Seems to me there are many steps missing just in relation to one issue, let alone
multiple topics and issues.
It’s a paper that is written with great assurance but where is the true scientific process methodologies (for example: ruling out all other sources/causes/explanations) to back their conclusions/beliefs, rather than speculations and assumptions offered regarding their ideas on the matter?
This is another in the line of mass produced hypothesis generating papers we see rather than a hypothesis confirming or supporting paper. But sadly, it appears impressive, I would imagine
to the average joe public, because of the assuredness and authority of the authors presentation of
the matter.
Lightning’s Shocking Secrets
SANDRA BLAKESLEE (July 18, 2000)
http://www-star.stanford.edu/~vlf/optical/press/steps2000NYT/
…”Their eight-week experiment, called the Severe Thunderstorm Electrification and Precipitation Study, or Steps, ended on Sunday. Scientists say that the experiment turned up some stunning surprises that may force them to revise their theories of how lightning is produced.”…
..”Preliminary data show that charge fields — the layers of positively and negatively charged particles within clouds — do not fall into the conventional pattern, Dr. Krehbiel said. They are often upside down, meaning negative on top and positive below. “…”In a positive-to-ground lightning strike, positive charges first rush from the cloud to the ground, creating a lightning channel through which electrons flow from the ground back up to the cloud. Such lightning strikes tend to carry more charge, last tens of seconds longer and be less branched than the more common negative-to-ground lightning. But how this reversal of charge occurs remains something of a mystery, Dr. Rust said.”…””Storms may reverse their polarity all the time, but we just never knew it,” Dr. Krehbiel said.”…”Somehow, he explained, lightning discharges in the lower atmosphere are having effects in the upper atmosphere. “…
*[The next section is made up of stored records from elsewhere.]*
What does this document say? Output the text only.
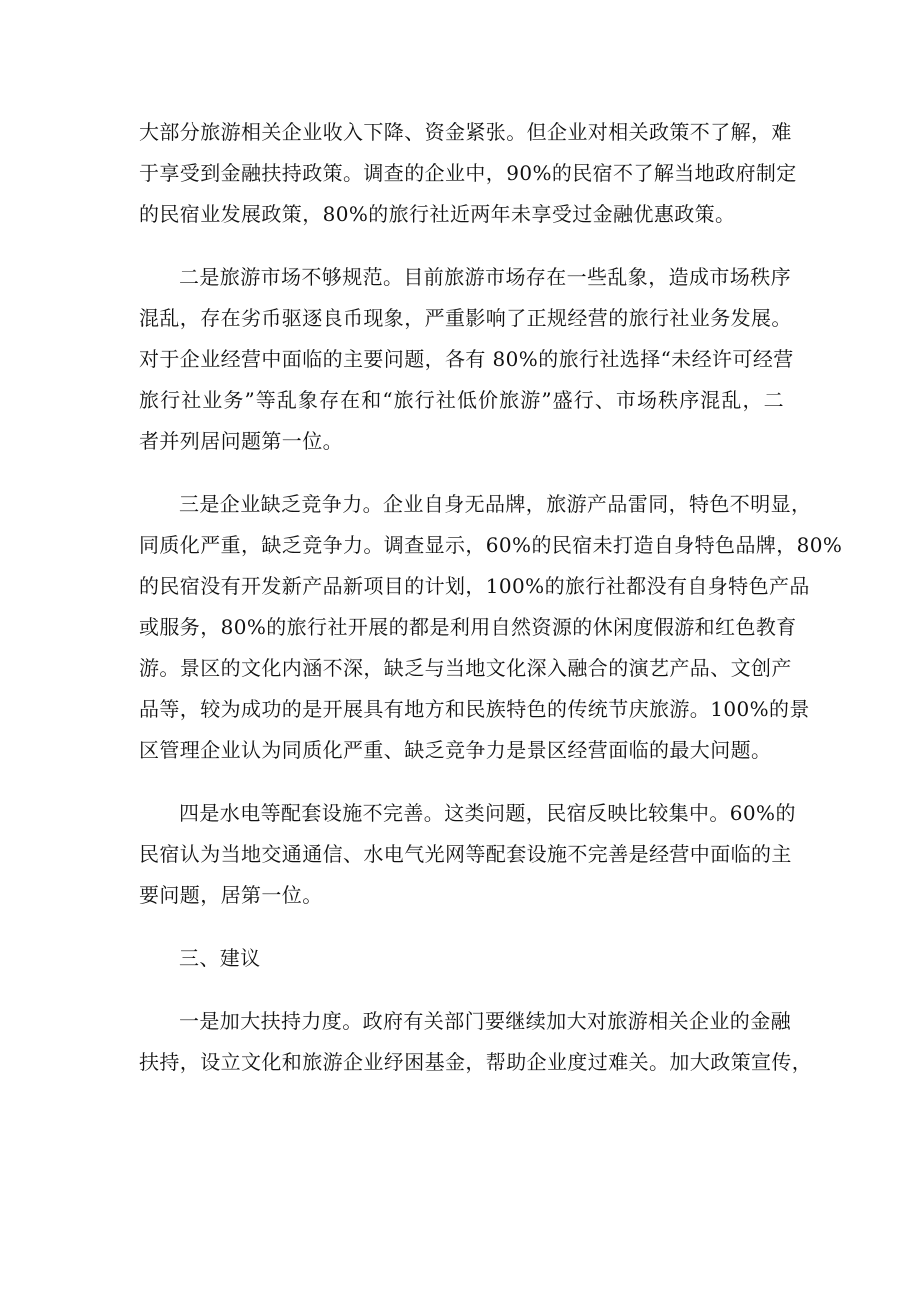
大部分旅游相关企业收入下降、资金紧张。但企业对相关政策不了解，难
于享受到金融扶持政策。调查的企业中，90%的民宿不了解当地政府制定
的民宿业发展政策，80%的旅行社近两年未享受过金融优惠政策。
二是旅游市场不够规范。目前旅游市场存在一些乱象，造成市场秩序
混乱，存在劣币驱逐良币现象，严重影响了正规经营的旅行社业务发展。
对于企业经营中面临的主要问题，各有 80%的旅行社选择“未经许可经营
旅行社业务”等乱象存在和“旅行社低价旅游”盛行、市场秩序混乱，二
者并列居问题第一位。
三是企业缺乏竞争力。企业自身无品牌，旅游产品雷同，特色不明显，
同质化严重，缺乏竞争力。调查显示，60%的民宿未打造自身特色品牌，80%
的民宿没有开发新产品新项目的计划，100%的旅行社都没有自身特色产品
或服务，80%的旅行社开展的都是利用自然资源的休闲度假游和红色教育
游。景区的文化内涵不深，缺乏与当地文化深入融合的演艺产品、文创产
品等，较为成功的是开展具有地方和民族特色的传统节庆旅游。100%的景
区管理企业认为同质化严重、缺乏竞争力是景区经营面临的最大问题。
四是水电等配套设施不完善。这类问题，民宿反映比较集中。60%的
民宿认为当地交通通信、水电气光网等配套设施不完善是经营中面临的主
要问题，居第一位。
三、建议
一是加大扶持力度。政府有关部门要继续加大对旅游相关企业的金融
扶持，设立文化和旅游企业纾困基金，帮助企业度过难关。加大政策宣传，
[Response:I left out the notion of lightening because the post was already getting quite long and because I think we do not know much about the relationship between lightenig, climate, and solar activity. Dr. Krehbiel was my supervisor for one year before I gave up lightening and thunder because I felt it was a difficult topic in which it was difficult to make good observations. He is an excellent scientist, though. -rasmus]
Francis Massen says
If rasmus really thinks that Svensmark rides a dead horse, is the ongoing CLOUD experiment at CERN (which probably will be ready in 2010) a superfluous spending of fundings?. See here for the link to the CLOUD documents.